Linear Programming in R – What If

In the last post, we did the optimisation of a product line and found that:
The maximum profit is 1880, and the optimal production quantities are alpha = 24 and beta = 16.

Now, a question can arise:
What if we change the objective or the constraints by a little? In other words, how sensitive is the solution to changes in the situation?

One way is to rerun the program with a different coefficient. Let us change alpha’s profit (per kg) from 45 to 47 and see what happens.

library(lpSolve)
f.obj <- c(47, 50)
f.con <- matrix (c(500, 500, 750, 625, 150, 100, 200, 300, 1, 0, 0, 1), nrow = 6, byrow = TRUE)
f.dir <- c("<=", "<=")
f.rhs <- c(20000, 42000, 10400, 9600, 50, 30)

results <- lp ("max", f.obj, f.con, f.dir, f.rhs)
results
results$solution
Success: the objective function is 1928 
24 16

The maximum profit changes to 1928, but the optimal production quantities remain at (24, 16).

What about making it 50? Now, quantities change to (40,0) – produce only alpha!

Rather than making changes manually, the lp function can do it for us using the attribute compute.sens = TRUE . We then use results$sens.coef.from and results1$sens.coef.to to get the range of coefficients.
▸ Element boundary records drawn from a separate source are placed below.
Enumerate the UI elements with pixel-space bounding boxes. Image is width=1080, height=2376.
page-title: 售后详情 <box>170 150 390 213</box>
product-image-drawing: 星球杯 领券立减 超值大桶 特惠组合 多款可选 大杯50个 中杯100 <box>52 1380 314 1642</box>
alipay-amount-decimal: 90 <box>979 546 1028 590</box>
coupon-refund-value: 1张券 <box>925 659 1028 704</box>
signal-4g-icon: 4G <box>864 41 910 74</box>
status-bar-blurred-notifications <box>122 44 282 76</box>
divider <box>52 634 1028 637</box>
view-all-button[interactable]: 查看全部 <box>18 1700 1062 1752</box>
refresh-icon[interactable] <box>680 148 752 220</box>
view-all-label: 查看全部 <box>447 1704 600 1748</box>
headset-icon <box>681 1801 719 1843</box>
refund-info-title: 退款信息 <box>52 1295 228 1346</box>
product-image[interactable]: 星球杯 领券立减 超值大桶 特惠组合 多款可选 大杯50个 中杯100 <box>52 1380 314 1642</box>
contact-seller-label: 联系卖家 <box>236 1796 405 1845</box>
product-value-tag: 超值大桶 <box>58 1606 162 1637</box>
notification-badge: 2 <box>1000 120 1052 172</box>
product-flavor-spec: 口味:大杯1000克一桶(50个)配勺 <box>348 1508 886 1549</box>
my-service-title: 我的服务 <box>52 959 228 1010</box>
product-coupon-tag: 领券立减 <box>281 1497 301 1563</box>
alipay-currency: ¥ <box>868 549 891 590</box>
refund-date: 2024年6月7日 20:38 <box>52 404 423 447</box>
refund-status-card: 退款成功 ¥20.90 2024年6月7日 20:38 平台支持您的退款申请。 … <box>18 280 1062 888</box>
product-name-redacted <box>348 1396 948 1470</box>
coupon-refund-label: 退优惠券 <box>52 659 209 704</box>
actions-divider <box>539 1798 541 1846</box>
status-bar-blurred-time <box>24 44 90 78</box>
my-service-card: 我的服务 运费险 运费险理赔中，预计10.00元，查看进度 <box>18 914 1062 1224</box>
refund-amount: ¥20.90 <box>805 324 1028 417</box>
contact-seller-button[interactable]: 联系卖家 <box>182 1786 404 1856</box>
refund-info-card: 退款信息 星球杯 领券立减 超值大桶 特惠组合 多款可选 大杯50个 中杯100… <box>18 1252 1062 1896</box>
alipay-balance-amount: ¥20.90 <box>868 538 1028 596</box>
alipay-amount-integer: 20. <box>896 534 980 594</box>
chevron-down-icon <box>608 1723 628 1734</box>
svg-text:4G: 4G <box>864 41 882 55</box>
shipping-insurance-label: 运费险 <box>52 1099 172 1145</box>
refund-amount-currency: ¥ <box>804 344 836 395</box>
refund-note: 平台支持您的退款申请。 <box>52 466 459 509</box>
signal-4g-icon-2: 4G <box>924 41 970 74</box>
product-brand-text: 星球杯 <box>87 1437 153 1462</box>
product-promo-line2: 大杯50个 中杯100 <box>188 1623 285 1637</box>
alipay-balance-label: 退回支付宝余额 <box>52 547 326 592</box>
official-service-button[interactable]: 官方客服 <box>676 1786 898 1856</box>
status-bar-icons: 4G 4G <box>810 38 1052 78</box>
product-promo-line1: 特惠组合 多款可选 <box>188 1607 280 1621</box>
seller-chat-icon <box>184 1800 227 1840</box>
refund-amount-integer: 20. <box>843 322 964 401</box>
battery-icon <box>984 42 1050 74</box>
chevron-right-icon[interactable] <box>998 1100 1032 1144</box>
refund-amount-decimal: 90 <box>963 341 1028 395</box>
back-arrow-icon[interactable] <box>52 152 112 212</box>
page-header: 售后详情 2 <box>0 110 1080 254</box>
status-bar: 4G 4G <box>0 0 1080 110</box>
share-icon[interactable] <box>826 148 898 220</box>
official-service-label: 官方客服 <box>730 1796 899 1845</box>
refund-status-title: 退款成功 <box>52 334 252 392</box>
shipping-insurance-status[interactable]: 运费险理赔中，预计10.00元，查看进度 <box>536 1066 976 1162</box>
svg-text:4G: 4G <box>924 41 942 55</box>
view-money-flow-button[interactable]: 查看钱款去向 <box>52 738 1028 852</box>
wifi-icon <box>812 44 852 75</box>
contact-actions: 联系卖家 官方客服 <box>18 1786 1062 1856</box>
results <- lp ("max", f.obj, f.con, f.dir, f.rhs, compute.sens=TRUE)
results1$sens.coef.from
results1$sens.coef.to
33.33333 45.00000
50.0 67.5

The solution is optimal as long as the coefficient on X1 stays between [33.33 and 50].
The solution is optimal if the coefficient on X2 is between [45 and 67.5].
Note that you only change one coefficient at a time in sensitivity calculations.